Evet, diye geçirdi aklından ve taksinin arka koltuğuna oturdu.
“Nereye, ahbap?”
“Norway Vadisi Yolu,” dedi Henry. “Yoldan biraz geride, beyaz bir ev. Dereyi geçtikten kısa bir süre sonra görünüyor.”
Henry arkasına yaslandı ve endişeli yüzünü açık cama doğru çevirdi. French Landing’de o gün bir gariplik var gibiydi... sınırdaymış gibi. Sanki bir şey masanın kenarına doğru kaymış, kaymıştı ve düşüp tuzla buz olmak üzereydi.
Diyelim ki Rhoda geri geldi. Diyelim ki öyle. Aşkla geldiyse parfümünün kokusu beni neden huzursuz ediyor? Niçin neredeyse iğrendiriyor? Ve dokunuşu (hayali dokunuşu, dedi kendi kendine) neden o kadar nahoştu? Dokunuşu neden buz gibiydi?
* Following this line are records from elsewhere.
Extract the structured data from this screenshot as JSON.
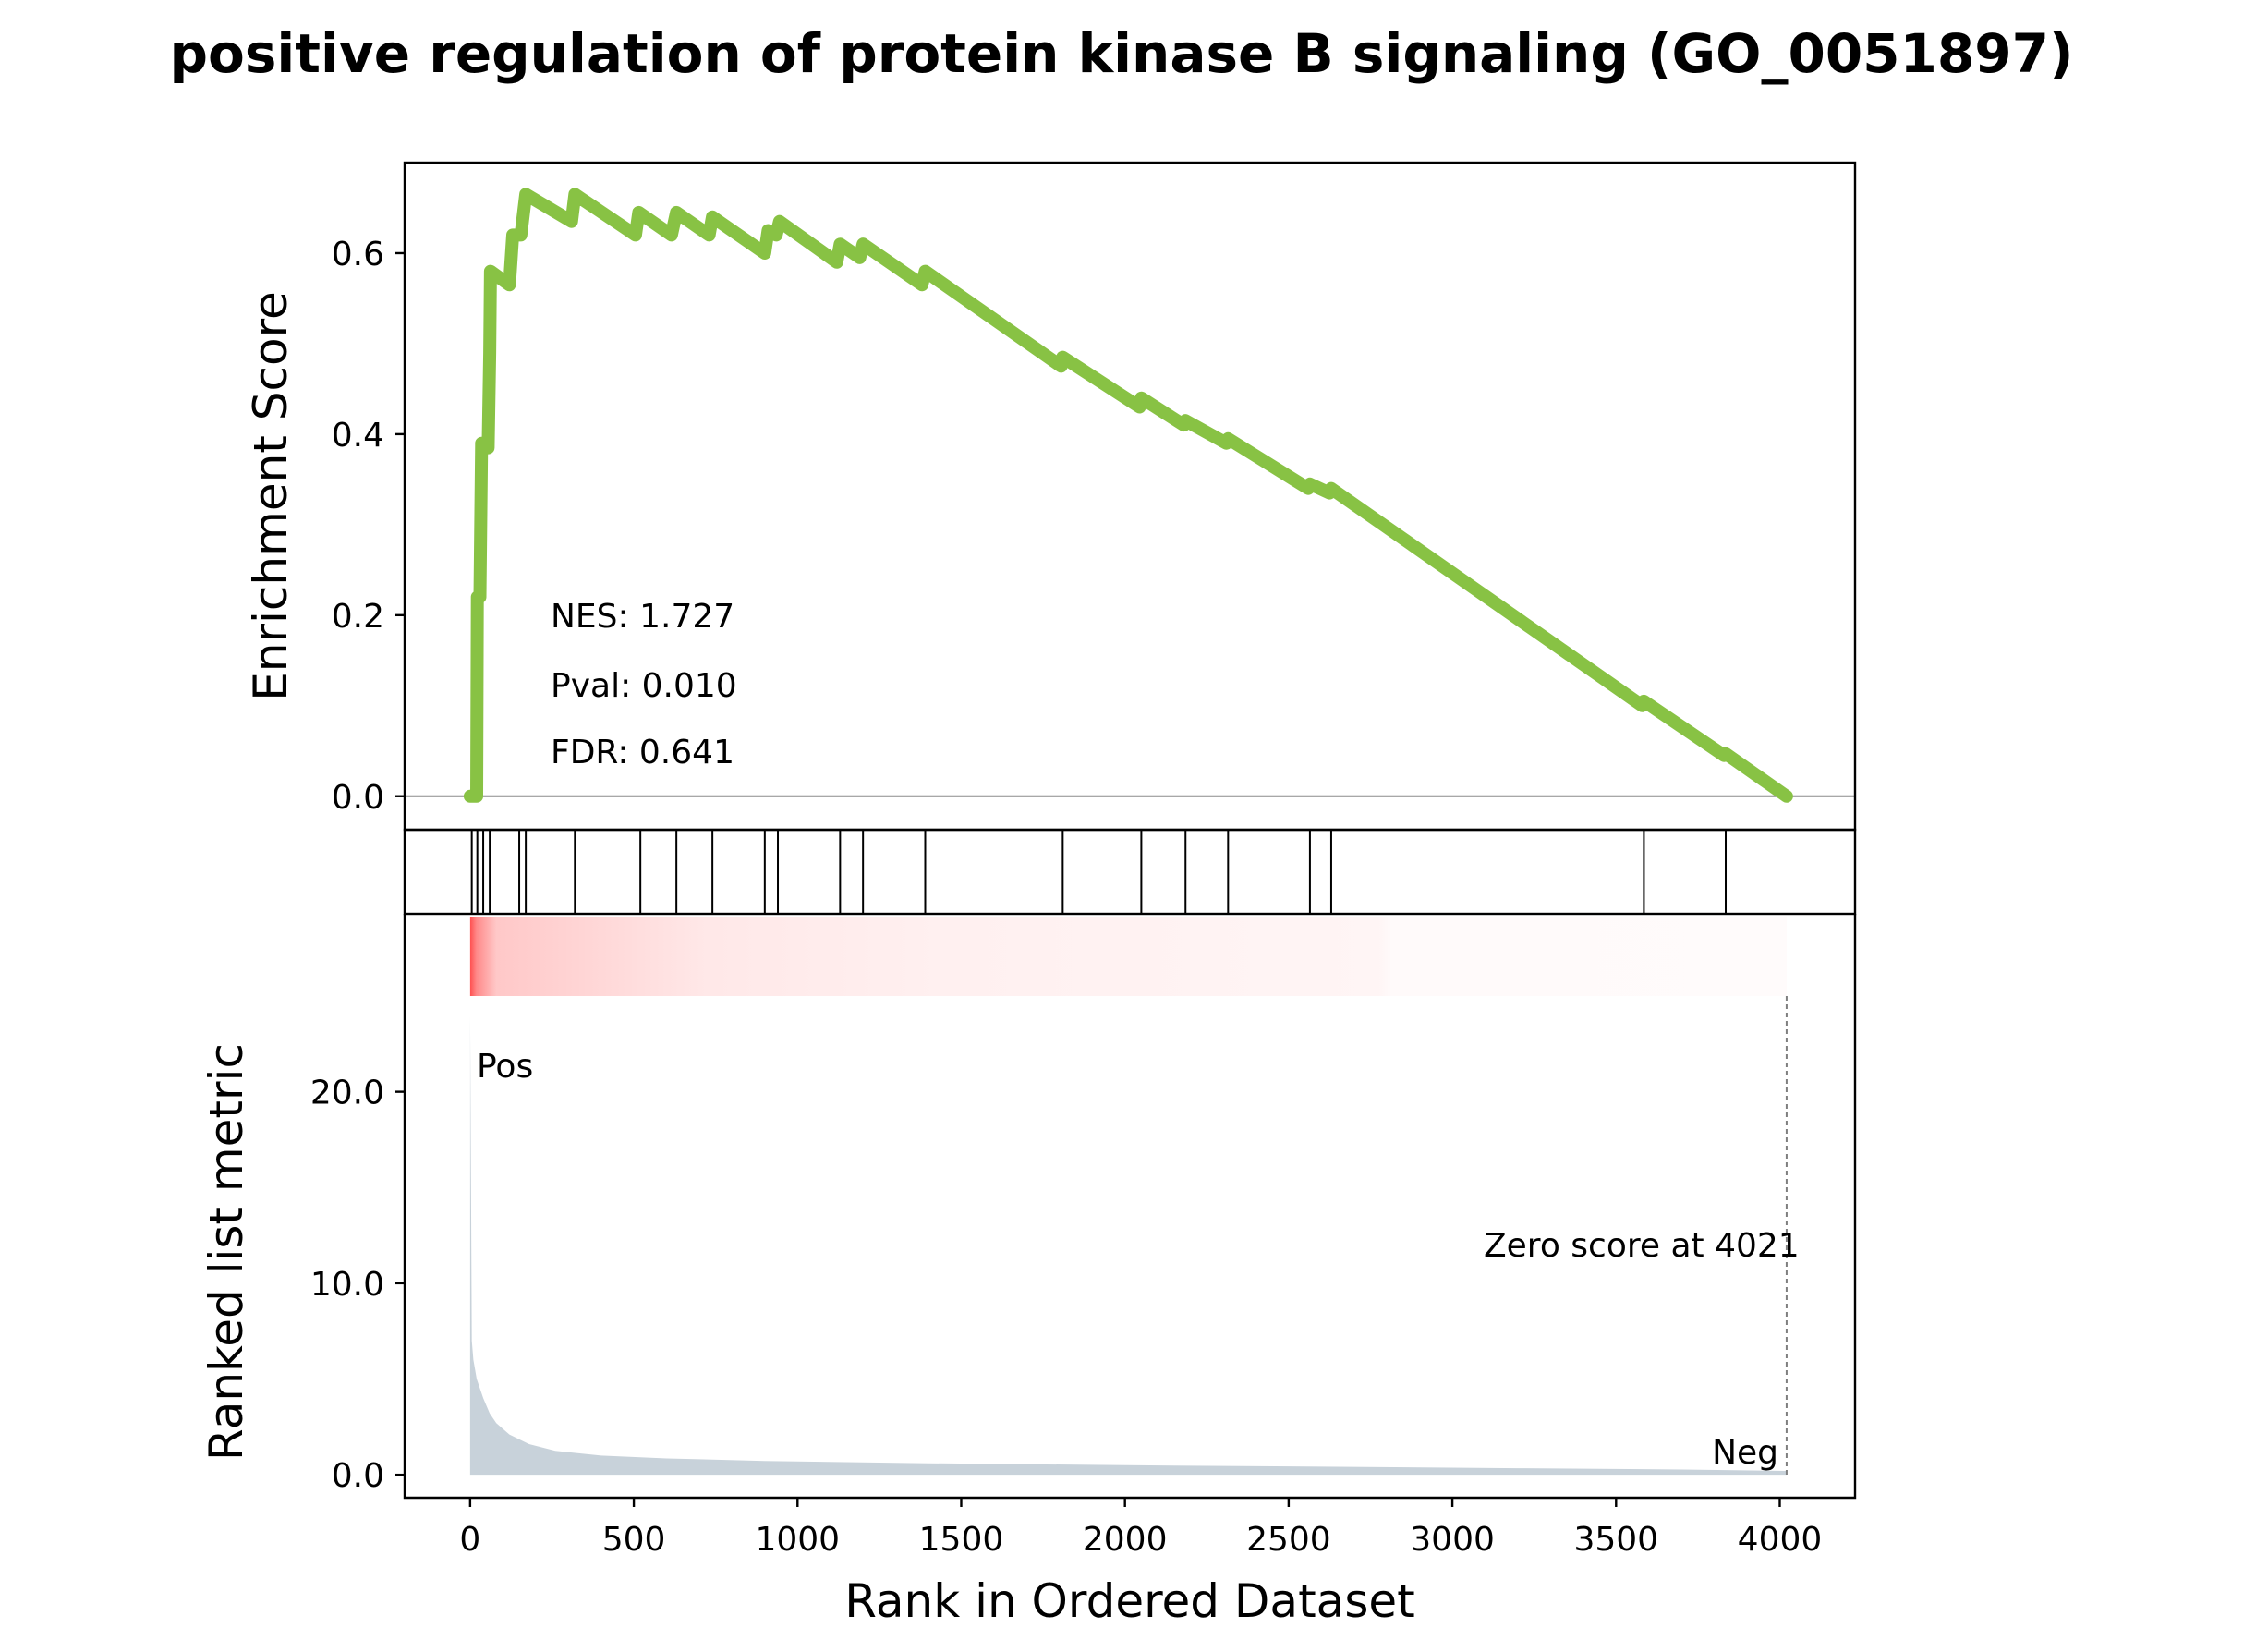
{
  "chart_data": {
    "type": "line",
    "title": "positive regulation of protein kinase B signaling (GO_0051897)",
    "es_panel": {
      "ylabel": "Enrichment Score",
      "yticks": [
        "0.0",
        "0.2",
        "0.4",
        "0.6"
      ],
      "ylim": [
        -0.037,
        0.7
      ],
      "line_color": "#88c244",
      "hits": [
        5,
        22,
        40,
        60,
        150,
        170,
        320,
        520,
        630,
        740,
        900,
        940,
        1130,
        1200,
        1390,
        1810,
        2050,
        2185,
        2315,
        2565,
        2630,
        3585,
        3835
      ],
      "curve": [
        [
          0,
          0.0
        ],
        [
          20,
          0.0
        ],
        [
          22,
          0.22
        ],
        [
          30,
          0.22
        ],
        [
          35,
          0.39
        ],
        [
          55,
          0.385
        ],
        [
          60,
          0.49
        ],
        [
          62,
          0.58
        ],
        [
          120,
          0.565
        ],
        [
          130,
          0.62
        ],
        [
          155,
          0.62
        ],
        [
          170,
          0.665
        ],
        [
          310,
          0.635
        ],
        [
          320,
          0.665
        ],
        [
          505,
          0.62
        ],
        [
          515,
          0.645
        ],
        [
          615,
          0.62
        ],
        [
          630,
          0.645
        ],
        [
          730,
          0.62
        ],
        [
          740,
          0.64
        ],
        [
          900,
          0.6
        ],
        [
          910,
          0.625
        ],
        [
          935,
          0.62
        ],
        [
          945,
          0.635
        ],
        [
          1120,
          0.59
        ],
        [
          1130,
          0.61
        ],
        [
          1190,
          0.595
        ],
        [
          1200,
          0.61
        ],
        [
          1380,
          0.565
        ],
        [
          1390,
          0.58
        ],
        [
          1805,
          0.475
        ],
        [
          1810,
          0.485
        ],
        [
          2045,
          0.43
        ],
        [
          2050,
          0.44
        ],
        [
          2180,
          0.41
        ],
        [
          2185,
          0.415
        ],
        [
          2310,
          0.39
        ],
        [
          2315,
          0.395
        ],
        [
          2560,
          0.34
        ],
        [
          2565,
          0.345
        ],
        [
          2625,
          0.335
        ],
        [
          2630,
          0.34
        ],
        [
          3580,
          0.1
        ],
        [
          3585,
          0.105
        ],
        [
          3830,
          0.045
        ],
        [
          3835,
          0.047
        ],
        [
          4021,
          0.0
        ]
      ]
    },
    "stats": {
      "nes": "NES: 1.727",
      "pval": "Pval: 0.010",
      "fdr": "FDR: 0.641"
    },
    "metric_panel": {
      "ylabel": "Ranked list metric",
      "xlabel": "Rank in Ordered Dataset",
      "xticks": [
        "0",
        "500",
        "1000",
        "1500",
        "2000",
        "2500",
        "3000",
        "3500",
        "4000"
      ],
      "yticks": [
        "0.0",
        "10.0",
        "20.0"
      ],
      "xlim": [
        -200,
        4230
      ],
      "ylim": [
        -1.2,
        25.0
      ],
      "fill_color": "#c8d2da",
      "pos_label": "Pos",
      "neg_label": "Neg",
      "pos_color": "#ff0000",
      "neg_color": "#0000ff",
      "zero_score_label": "Zero score at 4021",
      "zero_rank": 4021,
      "metric": [
        [
          0,
          24.0
        ],
        [
          5,
          7.0
        ],
        [
          10,
          6.0
        ],
        [
          20,
          5.0
        ],
        [
          40,
          4.0
        ],
        [
          60,
          3.2
        ],
        [
          80,
          2.7
        ],
        [
          120,
          2.1
        ],
        [
          180,
          1.6
        ],
        [
          260,
          1.25
        ],
        [
          400,
          1.0
        ],
        [
          600,
          0.85
        ],
        [
          900,
          0.72
        ],
        [
          1400,
          0.6
        ],
        [
          2000,
          0.5
        ],
        [
          2600,
          0.42
        ],
        [
          3200,
          0.34
        ],
        [
          3700,
          0.27
        ],
        [
          4021,
          0.2
        ]
      ]
    }
  }
}
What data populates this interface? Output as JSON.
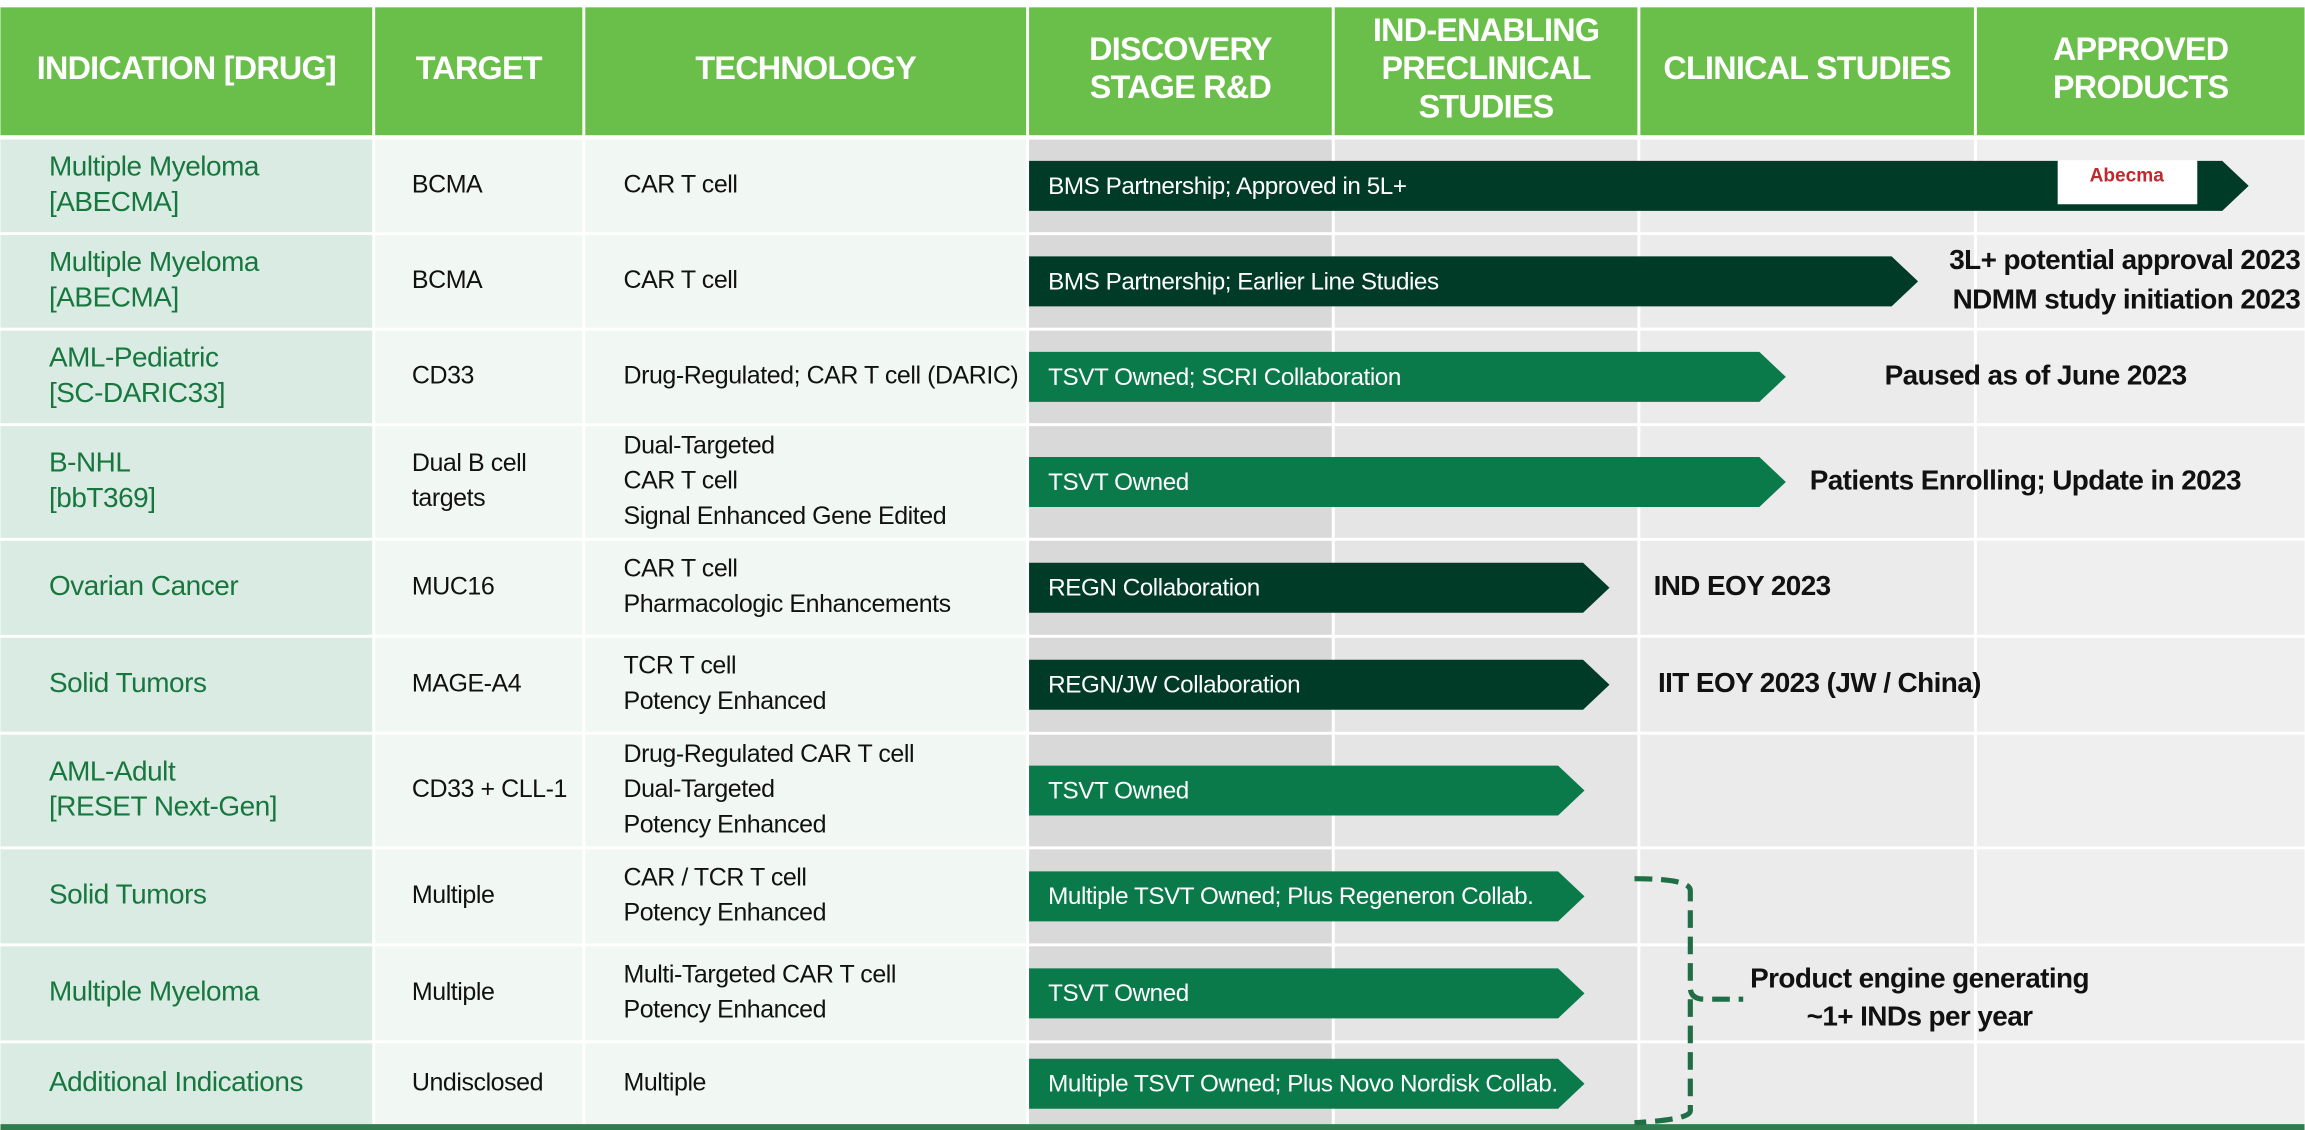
{
  "headers": [
    [
      "INDICATION [DRUG]"
    ],
    [
      "TARGET"
    ],
    [
      "TECHNOLOGY"
    ],
    [
      "DISCOVERY",
      "STAGE R&D"
    ],
    [
      "IND-ENABLING",
      "PRECLINICAL",
      "STUDIES"
    ],
    [
      "CLINICAL STUDIES"
    ],
    [
      "APPROVED",
      "PRODUCTS"
    ]
  ],
  "rows": [
    {
      "indication": [
        "Multiple Myeloma",
        "[ABECMA]"
      ],
      "target": [
        "BCMA"
      ],
      "technology": [
        "CAR T cell"
      ],
      "program": "BMS Partnership; Approved in 5L+",
      "logo": "Abecma"
    },
    {
      "indication": [
        "Multiple Myeloma",
        "[ABECMA]"
      ],
      "target": [
        "BCMA"
      ],
      "technology": [
        "CAR T cell"
      ],
      "program": "BMS Partnership; Earlier Line Studies",
      "status": [
        "3L+ potential approval 2023",
        "NDMM study initiation 2023"
      ]
    },
    {
      "indication": [
        "AML-Pediatric",
        "[SC-DARIC33]"
      ],
      "target": [
        "CD33"
      ],
      "technology": [
        "Drug-Regulated; CAR T cell (DARIC)"
      ],
      "program": "TSVT Owned; SCRI Collaboration",
      "status": [
        "Paused as of June 2023"
      ]
    },
    {
      "indication": [
        "B-NHL",
        "[bbT369]"
      ],
      "target": [
        "Dual B cell",
        "targets"
      ],
      "technology": [
        "Dual-Targeted",
        "CAR T cell",
        "Signal Enhanced Gene Edited"
      ],
      "program": "TSVT Owned",
      "status": [
        "Patients Enrolling; Update in 2023"
      ]
    },
    {
      "indication": [
        "Ovarian Cancer"
      ],
      "target": [
        "MUC16"
      ],
      "technology": [
        "CAR T cell",
        "Pharmacologic Enhancements"
      ],
      "program": "REGN Collaboration",
      "status": [
        "IND EOY 2023"
      ]
    },
    {
      "indication": [
        "Solid Tumors"
      ],
      "target": [
        "MAGE-A4"
      ],
      "technology": [
        "TCR T cell",
        "Potency Enhanced"
      ],
      "program": "REGN/JW Collaboration",
      "status": [
        "IIT EOY 2023 (JW / China)"
      ]
    },
    {
      "indication": [
        "AML-Adult",
        "[RESET Next-Gen]"
      ],
      "target": [
        "CD33 + CLL-1"
      ],
      "technology": [
        "Drug-Regulated CAR T cell",
        "Dual-Targeted",
        "Potency Enhanced"
      ],
      "program": "TSVT Owned"
    },
    {
      "indication": [
        "Solid Tumors"
      ],
      "target": [
        "Multiple"
      ],
      "technology": [
        "CAR / TCR T cell",
        "Potency Enhanced"
      ],
      "program": "Multiple TSVT Owned; Plus Regeneron Collab."
    },
    {
      "indication": [
        "Multiple Myeloma"
      ],
      "target": [
        "Multiple"
      ],
      "technology": [
        "Multi-Targeted CAR T cell",
        "Potency Enhanced"
      ],
      "program": "TSVT Owned"
    },
    {
      "indication": [
        "Additional Indications"
      ],
      "target": [
        "Undisclosed"
      ],
      "technology": [
        "Multiple"
      ],
      "program": "Multiple TSVT Owned; Plus Novo Nordisk Collab."
    }
  ],
  "note": [
    "Product engine generating",
    "~1+ INDs per year"
  ]
}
Güneşin göz kamaştırıcı aydınlığından sonra Beezer’ın evinin oturma odası öyle karanlık gelmişti ki, Jack bir süre hiçbir şey göremedi. Sonra gözleri loşluğa biraz alıştı ve sebebini anladı: oturma odasının her iki penceresine de battaniyeler asılmıştı- çift kat gibi görünüyorlardı- ve alt kattaki diğer odaya, büyük ihtimalle mutfağa açılan kapı da kapatılmıştı.
“Işığa katlanamıyor,” dedi Beezer. Sesini, odanın diğer ucundaki kanepede yatan adamın duymaması için alçaltmıştı. Kanepenin yanında diz çökmüş bir başka adam daha vardı.